As of today, I am three weeks into Confessions, a hundred-day inquiry and exploration into Christianity and the life and teachings of Jesus Christ. For those who are interested in the backstory and the reasons for this project, you can refer to the earlier segments on my page. I wanted to spend a little time checking in and reflecting on the process thus far.
First and foremost, writing something presentable everyday is difficult. Maybe it would be easier if my life was entirely dedicated to it, but I have many other pursuits (including running a full-time construction business). Many nights I get home and my body is tired and my mind is blank, and I find myself sitting at the computer unable to come up with even a single coherent sentence. In these times I’ve leveraged the work of writers and artists of the past, which has been useful but at the end of the day I’d prefer to keep these as original as possible. As you’ll notice, today’s segment has been released quite late - last night I couldn’t even get myself to open the computer, so I’m writing this in the morning. Granted, facing this resistance is the best thing I can do at this point in my writing career, but that doesn’t mean it’s easy.
In terms of my journey thus far, there are elements I expected and others I did not. In my experience, Jesus Christ is a completely polarizing figure - many who hear his name immediately turn away, be it from negative past religious experience or personal intellectual pride. I’m often seeing this in reader numbers, as some topics I write about turn people away (compared to my piece about Ireland and the Buddha, reader numbers for this project are often significantly less). Sure, some of that is lazy writing due to the high volume demand, but I know that some of it is topical as well. The thing is, I completely understand. I, too, had negative past religious experiences and suffer from intellectual pride. I’m doin my best to curate this journey and message for everyone, not just those with existing affinities for Christ.
What has surprised me most is the variety of styles I’ve naturally employed thus far. Sometimes I’ll find myself writing more academic-style pieces that include a ton of research, other times I’ll find myself diving into heavily opinionated pieces, and other times I’ll find myself…well…I don’t really know how to describe it. It’s somewhere between stream of consciousness and channeling (pieces like “Dominum Visus Est” and “The Spirit of Intuition” are examples of this. I don’t know where they come from or how they happen, they just do. If I had my way, everything I write would be like those, though unfortunately I can’t summon that ability whenever I want. Like I said, it just happens. It is very useful for trying to convey the delicate information I’m exploring - most of the time I can’t avoid sounding somewhat preachy or, dare I say, evangelistic. These more mystical pieces help to convey the heart of what I’m trying to get at - namely that these concepts are concerns experienced by everyone, everywhere. Hopefully, I’ll be able to explore more topics in this way down the road.

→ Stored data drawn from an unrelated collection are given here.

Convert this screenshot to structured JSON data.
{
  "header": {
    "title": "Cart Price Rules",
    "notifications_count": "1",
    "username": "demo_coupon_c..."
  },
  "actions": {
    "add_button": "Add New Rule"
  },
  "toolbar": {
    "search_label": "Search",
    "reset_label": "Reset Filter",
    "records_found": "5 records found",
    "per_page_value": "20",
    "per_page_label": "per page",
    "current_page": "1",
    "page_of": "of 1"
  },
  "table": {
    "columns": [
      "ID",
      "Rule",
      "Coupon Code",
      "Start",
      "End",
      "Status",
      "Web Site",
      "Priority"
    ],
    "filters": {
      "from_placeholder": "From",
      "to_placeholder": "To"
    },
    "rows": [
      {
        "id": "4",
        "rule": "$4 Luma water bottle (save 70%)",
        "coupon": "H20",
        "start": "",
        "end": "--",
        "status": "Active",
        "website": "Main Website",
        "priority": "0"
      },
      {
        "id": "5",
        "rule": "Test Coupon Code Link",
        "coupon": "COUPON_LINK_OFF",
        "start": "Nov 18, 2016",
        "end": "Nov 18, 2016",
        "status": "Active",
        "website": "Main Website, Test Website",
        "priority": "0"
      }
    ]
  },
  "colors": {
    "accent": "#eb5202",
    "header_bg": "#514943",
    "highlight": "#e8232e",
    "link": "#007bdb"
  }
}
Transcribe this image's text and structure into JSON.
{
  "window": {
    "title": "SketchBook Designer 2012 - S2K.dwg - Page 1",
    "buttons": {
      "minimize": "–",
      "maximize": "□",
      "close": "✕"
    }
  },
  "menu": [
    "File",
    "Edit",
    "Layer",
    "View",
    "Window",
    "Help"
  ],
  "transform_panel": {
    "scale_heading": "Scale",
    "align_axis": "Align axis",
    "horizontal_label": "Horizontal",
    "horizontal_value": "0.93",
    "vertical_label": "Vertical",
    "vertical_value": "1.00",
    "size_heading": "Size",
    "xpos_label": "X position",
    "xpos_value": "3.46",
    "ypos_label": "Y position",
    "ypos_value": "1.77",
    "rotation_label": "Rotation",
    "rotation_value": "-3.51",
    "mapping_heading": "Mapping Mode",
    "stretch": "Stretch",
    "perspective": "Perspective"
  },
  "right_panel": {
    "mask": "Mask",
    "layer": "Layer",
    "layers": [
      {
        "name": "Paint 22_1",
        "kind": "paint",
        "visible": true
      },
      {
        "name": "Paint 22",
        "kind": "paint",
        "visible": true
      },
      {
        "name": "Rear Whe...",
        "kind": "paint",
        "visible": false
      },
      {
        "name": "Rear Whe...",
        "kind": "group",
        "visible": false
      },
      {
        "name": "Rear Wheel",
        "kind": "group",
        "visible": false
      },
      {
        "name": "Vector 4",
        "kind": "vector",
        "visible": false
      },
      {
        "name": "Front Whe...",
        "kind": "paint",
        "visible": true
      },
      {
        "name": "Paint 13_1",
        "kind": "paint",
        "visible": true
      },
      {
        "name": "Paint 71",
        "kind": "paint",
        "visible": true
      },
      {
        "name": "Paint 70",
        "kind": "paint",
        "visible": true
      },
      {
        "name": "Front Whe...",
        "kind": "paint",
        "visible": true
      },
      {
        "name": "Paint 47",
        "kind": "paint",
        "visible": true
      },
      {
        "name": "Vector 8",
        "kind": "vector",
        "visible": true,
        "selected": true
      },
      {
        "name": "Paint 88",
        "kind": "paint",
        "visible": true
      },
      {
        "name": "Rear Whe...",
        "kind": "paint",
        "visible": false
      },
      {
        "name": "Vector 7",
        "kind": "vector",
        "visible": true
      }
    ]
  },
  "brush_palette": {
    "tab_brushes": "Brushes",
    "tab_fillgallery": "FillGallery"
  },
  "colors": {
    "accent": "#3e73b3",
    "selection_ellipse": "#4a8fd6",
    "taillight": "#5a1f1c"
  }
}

The last thing I want to cover is the “why”. Why am I doing this? Why does it matter? Why not talk about sports or politics or the economy? Many, many people on Substack write about these things, and they seem to be most popular. The truth is, I’m not interested in any of those things - my questions stretch deeper and broader. This inquiry began as a selfish exercise to figure out what I actually believe and to revisit a topic that was so polarizing for me. What I’m not beginning to realize is that so much of what I’m writing about - so much of what Jesus preached - is missing from modern discourse. We are living in an age governed by pride, and its tentacles are everywhere - mostly in places we can’t see. I myself am riddled with it, and I’m only scratching the surface of my awareness of it. The “why” of this project is starting to grow into a pseudo-expose on pride and how it’s negatively influencing all of us. That’s for now, at least, and I’m sure it will change shape as they days and weeks go on.
That’s my report. I will say that I’m glad I’m doing this, even if it’s not as egotistically rewarding as I may have secretly hoped. So much around - my perspective, my awareness, my personal truth - has already started to change as a result. As an added bonus, maybe I’m helping someone - even if it’s just person - with their own journey. All I can do is continue to write into the ether, even if it sometimes feels like staring into an abyss.
Maybe if I do it for long enough, the abyss will start staring back.